Gahan sheathed his sword. “Your point is well taken; but what shall we do with him?”
“Leave him where he lies,” counseled I-Gos. “He is not dead. When he revives he will return to his quarters with a fine tale of his bravery and there will be none to impugn his boasts—none but I-Gos. Come! he may revive at any moment and he must not find us here.”

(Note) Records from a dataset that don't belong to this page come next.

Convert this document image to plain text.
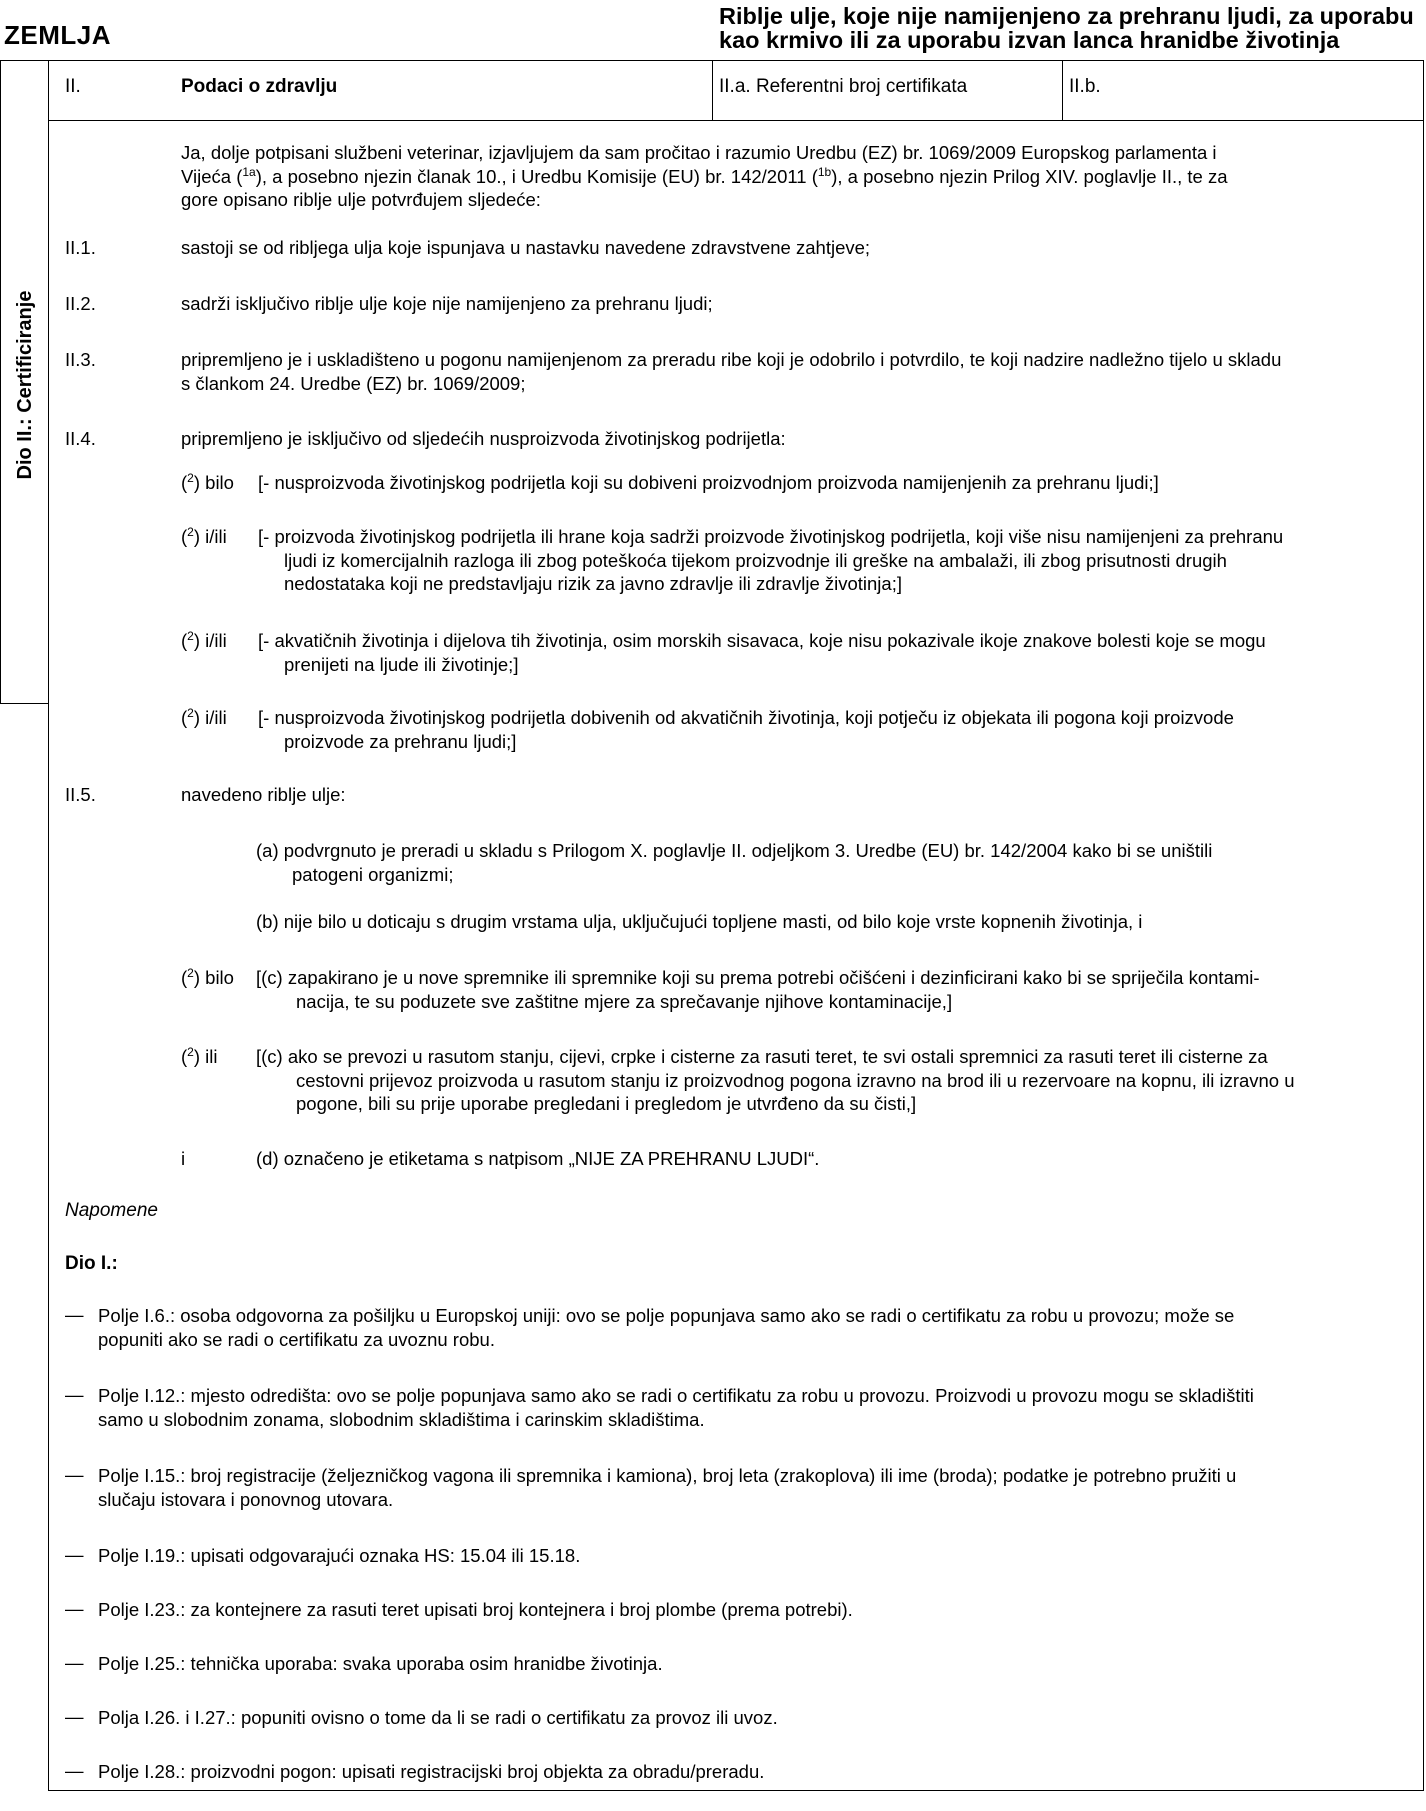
ZEMLJA
Riblje ulje, koje nije namijenjeno za prehranu ljudi, za uporabu
kao krmivo ili za uporabu izvan lanca hranidbe životinja
Dio II.: Certificiranje
II.	Podaci o zdravlju	II.a. Referentni broj certifikata	II.b.
Ja, dolje potpisani službeni veterinar, izjavljujem da sam pročitao i razumio Uredbu (EZ) br. 1069/2009 Europskog parlamenta i
Vijeća ($^{1a}$), a posebno njezin članak 10., i Uredbu Komisije (EU) br. 142/2011 ($^{1b}$), a posebno njezin Prilog XIV. poglavlje II., te za
gore opisano riblje ulje potvrđujem sljedeće:
II.1.	sastoji se od ribljega ulja koje ispunjava u nastavku navedene zdravstvene zahtjeve;
II.2.	sadrži isključivo riblje ulje koje nije namijenjeno za prehranu ljudi;
II.3.	pripremljeno je i uskladišteno u pogonu namijenjenom za preradu ribe koji je odobrilo i potvrdilo, te koji nadzire nadležno tijelo u skladu
s člankom 24. Uredbe (EZ) br. 1069/2009;
II.4.	pripremljeno je isključivo od sljedećih nusproizvoda životinjskog podrijetla:
($^2$) bilo [- nusproizvoda životinjskog podrijetla koji su dobiveni proizvodnjom proizvoda namijenjenih za prehranu ljudi;]
($^2$) i/ili [- proizvoda životinjskog podrijetla ili hrane koja sadrži proizvode životinjskog podrijetla, koji više nisu namijenjeni za prehranu
ljudi iz komercijalnih razloga ili zbog poteškoća tijekom proizvodnje ili greške na ambalaži, ili zbog prisutnosti drugih
nedostataka koji ne predstavljaju rizik za javno zdravlje ili zdravlje životinja;]
($^2$) i/ili [- akvatičnih životinja i dijelova tih životinja, osim morskih sisavaca, koje nisu pokazivale ikoje znakove bolesti koje se mogu
prenijeti na ljude ili životinje;]
($^2$) i/ili [- nusproizvoda životinjskog podrijetla dobivenih od akvatičnih životinja, koji potječu iz objekata ili pogona koji proizvode
proizvode za prehranu ljudi;]
II.5.	navedeno riblje ulje:
(a) podvrgnuto je preradi u skladu s Prilogom X. poglavlje II. odjeljkom 3. Uredbe (EU) br. 142/2004 kako bi se uništili
patogeni organizmi;
(b) nije bilo u doticaju s drugim vrstama ulja, uključujući topljene masti, od bilo koje vrste kopnenih životinja, i
($^2$) bilo [(c) zapakirano je u nove spremnike ili spremnike koji su prema potrebi očišćeni i dezinficirani kako bi se spriječila kontami-
nacija, te su poduzete sve zaštitne mjere za sprečavanje njihove kontaminacije,]
($^2$) ili [(c) ako se prevozi u rasutom stanju, cijevi, crpke i cisterne za rasuti teret, te svi ostali spremnici za rasuti teret ili cisterne za
cestovni prijevoz proizvoda u rasutom stanju iz proizvodnog pogona izravno na brod ili u rezervoare na kopnu, ili izravno u
pogone, bili su prije uporabe pregledani i pregledom je utvrđeno da su čisti,]
i	(d) označeno je etiketama s natpisom „NIJE ZA PREHRANU LJUDI“.
Napomene
Dio I.:
— Polje I.6.: osoba odgovorna za pošiljku u Europskoj uniji: ovo se polje popunjava samo ako se radi o certifikatu za robu u provozu; može se
popuniti ako se radi o certifikatu za uvoznu robu.
— Polje I.12.: mjesto odredišta: ovo se polje popunjava samo ako se radi o certifikatu za robu u provozu. Proizvodi u provozu mogu se skladištiti
samo u slobodnim zonama, slobodnim skladištima i carinskim skladištima.
— Polje I.15.: broj registracije (željezničkog vagona ili spremnika i kamiona), broj leta (zrakoplova) ili ime (broda); podatke je potrebno pružiti u
slučaju istovara i ponovnog utovara.
— Polje I.19.: upisati odgovarajući oznaka HS: 15.04 ili 15.18.
— Polje I.23.: za kontejnere za rasuti teret upisati broj kontejnera i broj plombe (prema potrebi).
— Polje I.25.: tehnička uporaba: svaka uporaba osim hranidbe životinja.
— Polja I.26. i I.27.: popuniti ovisno o tome da li se radi o certifikatu za provoz ili uvoz.
— Polje I.28.: proizvodni pogon: upisati registracijski broj objekta za obradu/preradu.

I-Gos crossed to the body of his jeddak, knelt beside it for an instant, and then returned past the couch to Gahan. The two quit the chamber of O-Mai and took their way toward the spiral runway. Here I-Gos led Gahan to a higher level and out upon the roof of that portion of the palace from where he pointed to a high tower quite close by. “There,” he said, “lies the Princess of Helium, and quite safe she will be until the time of the ceremony.”

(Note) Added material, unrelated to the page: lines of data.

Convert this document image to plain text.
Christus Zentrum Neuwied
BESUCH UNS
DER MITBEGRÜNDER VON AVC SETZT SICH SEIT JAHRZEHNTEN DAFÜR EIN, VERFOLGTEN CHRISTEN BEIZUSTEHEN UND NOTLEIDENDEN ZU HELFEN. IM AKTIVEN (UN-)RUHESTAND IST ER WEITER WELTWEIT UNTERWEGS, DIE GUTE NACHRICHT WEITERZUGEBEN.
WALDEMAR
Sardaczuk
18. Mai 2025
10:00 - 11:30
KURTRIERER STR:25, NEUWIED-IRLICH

“Safe, possibly, from other hands, but not from her own,” said Gahan. “She will never become Jeddara of Manator—first will she destroy herself.”
“She would do that?” asked I-Gos.
“She will, unless you can get word to her that I still live and that there is yet hope,” replied Gahan.
“I cannot get word to her,” said I-Gos. “The quarters of his women O-Tar guards with jealous hand. Here are his most trusted slaves and warriors, yet even so, thick among them are countless spies, so that no man knows which be which. No shadow falls within those chambers that is not marked by a hundred eyes.”
Gahan stood gazing at the lighted windows of the high tower in the upper chambers of which Tara of Helium was confined. “I will find a way, I-Gos,” he said.
“There is no way,” replied the old man.
For some time they stood upon the roof beneath the brilliant stars and hurtling moons of dying Mars, laying their plans against the time that Tara of Helium should be brought from the high tower to the throne room of O-Tar. It was then, and then alone, argued I-Gos, that any hope of rescuing her might be entertained. Just how far he might trust the other Gahan did not know, and so he kept to himself the knowledge of the plan that he had forwarded to Floran and Val Dor by Ghek, but he assured the ancient taxidermist that if he were sincere in his oft-repeated declaration that O-Tar should be denounced and superseded he would have his opportunity on the night that the jeddak sought to wed the Heliumetic princess.
“Your time shall come then, I-Gos,” Gahan assured the other, “and if you have any party that thinks as you do, prepare them for the eventuality that will succeed O-Tar’s presumptuous attempt to wed the daughter of The Warlord. Where shall I see you again, and when? I go now to speak with Tara, Princess of Helium.”
“I like your boldness,” said I-Gos; “but it will avail you naught. You will not speak with Tara, Princess of Helium, though doubtless the blood of many Manatorians will drench the floors of the women’s quarters before you are slain.”
Gahan smiled. “I shall not be slain. Where and when shall we meet? But you may find me in O-Mai’s chamber at night. That seems the safest retreat in all Manator for an enemy of the jeddak in whose palace it lies. I go!”
“And may the spirits of your ancestors surround you,” said I-Gos.
After the old man had left him Gahan made his way across the roof to the high tower, which appeared to have been constructed of concrete and afterward elaborately carved, its entire surface being covered with intricate designs cut deep into the stone-like material of which it was composed. Though wrought ages since, it was but little weather-worn owing to the aridity of the Martian atmosphere, the infrequency of rains, and the rarity of dust storms. To scale it, though, presented difficulties and danger that might have deterred the bravest of men—that would, doubtless, have deterred Gahan, had he not felt that the life of the woman he loved depended upon his accomplishing the hazardous feat.